なお、ランダムジェネレータ13としては、ランダム数値(乱数)を発生するタイプのものや、ホワイトノイズを発生するタイプのものや、ピンクノイズを発生するタイプのものなど、任意のものを用いてよい。また、ランダムジェネレータ13で発生したランダム信号(ノイズ信号)を更に適宜変調して、そのランダム性を適宜変更するようにしてもよい。このようにランダム性を変更制御することで、本発明で実現できる特別の音響効果(例えば声に「ハリ」や「ツヤ」を付加する効果)による音質を可変制御できる。
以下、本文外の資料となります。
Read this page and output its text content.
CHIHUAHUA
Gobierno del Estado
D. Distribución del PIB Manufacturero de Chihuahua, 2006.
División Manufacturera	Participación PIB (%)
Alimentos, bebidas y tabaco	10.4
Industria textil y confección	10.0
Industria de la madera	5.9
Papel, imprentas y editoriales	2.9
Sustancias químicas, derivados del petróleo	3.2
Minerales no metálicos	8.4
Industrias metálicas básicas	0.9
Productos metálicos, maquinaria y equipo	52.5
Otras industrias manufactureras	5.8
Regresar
また、再合成部12bにおいて、切り出し波形Sを再生読み出しするサンプリング周波数を適宜変更するようにしてもよく、これにより、ランダムナ再生ピッチで再合成される波形信号つまりノイズ信号のフォルマント特性を周波数軸に沿って適宜移動させることができる(移動フォルマント)。これによっても、元の波形のフォルマントの基本構造は維持されるので、元の波形のフォルマント特性を保持したノイズ信号を生成することができ、かつ、該ノイズ信号のフォルマントの周波数軸に沿う移動によって、本発明で実現する上記特別の音響効果(例えば声に「ハリ」や「ツヤ」を付加する効果)による音質を可変制御できる。
この発明に係る音響効果装置の一実施例を示すブロック図。 (a)は入力された音響波形信号(オリジナル波形)の一例を示す図、(b)はオリジナル波形から2ピッチ周期分のハニング窓関数で切り出した波形の一例を示す図。 元のピッチに同期する切り出し波形Sを繰り返し再生して所望の再生ピッチを持つ波形信号を再合成する処理を原理的に説明するための図。 (a)、(b)は一定の再生ピッチで再合成した波形信号のフォルマント及びスペクトル特性を例示する図、(c)はランダムな再生ピッチで再合成した波形信号つまりノイズ信号のフォルマント及びスペクトル特性を例示する図。
符号の説明
11 ピッチ分析部
12 ピッチ変換(波形処理)部
12a 波形切り出し部
12b 再合成部
13 ランダムジェネレータ

Claims (3)

  1. 入力された音響波形信号のピッチを抽出する分析手段と、
    該抽出したピッチに基づく窓関数で前記入力された音響波形信号を切り出し、該切り出した波形を非周期的なトリガタイミングで重畳加算し、これにより前記入力された音響波形信号のフォルマント特性を持つノイズ信号を生成する波形処理手段と
    を具備し、前記入力された音響波形信号に前記生成されたノイズ信号を付加することができるようにしたことを特徴とする音響効果装置。
  2. 前記入力された音響波形信号に前記生成されたノイズ信号を付加する前に、該生成されたノイズ信号をフィルタ処理する手段を更に具備する請求項1に記載の音響効果装置。
  3. 入力装置を介して入力された音響波形信号に音響効果を付加するためにコンピュータによって実行されるプログラムであって、該コンピュータに、
    前記入力された音響波形信号のピッチを抽出させるステップと、
    該抽出したピッチに基づく窓関数で前記入力された音響波形信号を切り出させるステップと、
    該切り出した波形を非周期的なトリガタイミングで重畳加算し、これにより前記入力された音響波形信号のフォルマント特性を持つノイズ信号を生成させるステップと
    を具備し、前記入力された音響波形信号に前記生成されたノイズ信号を付加することで前記音響効果が付加されるようにしたことを特徴とするプログラム。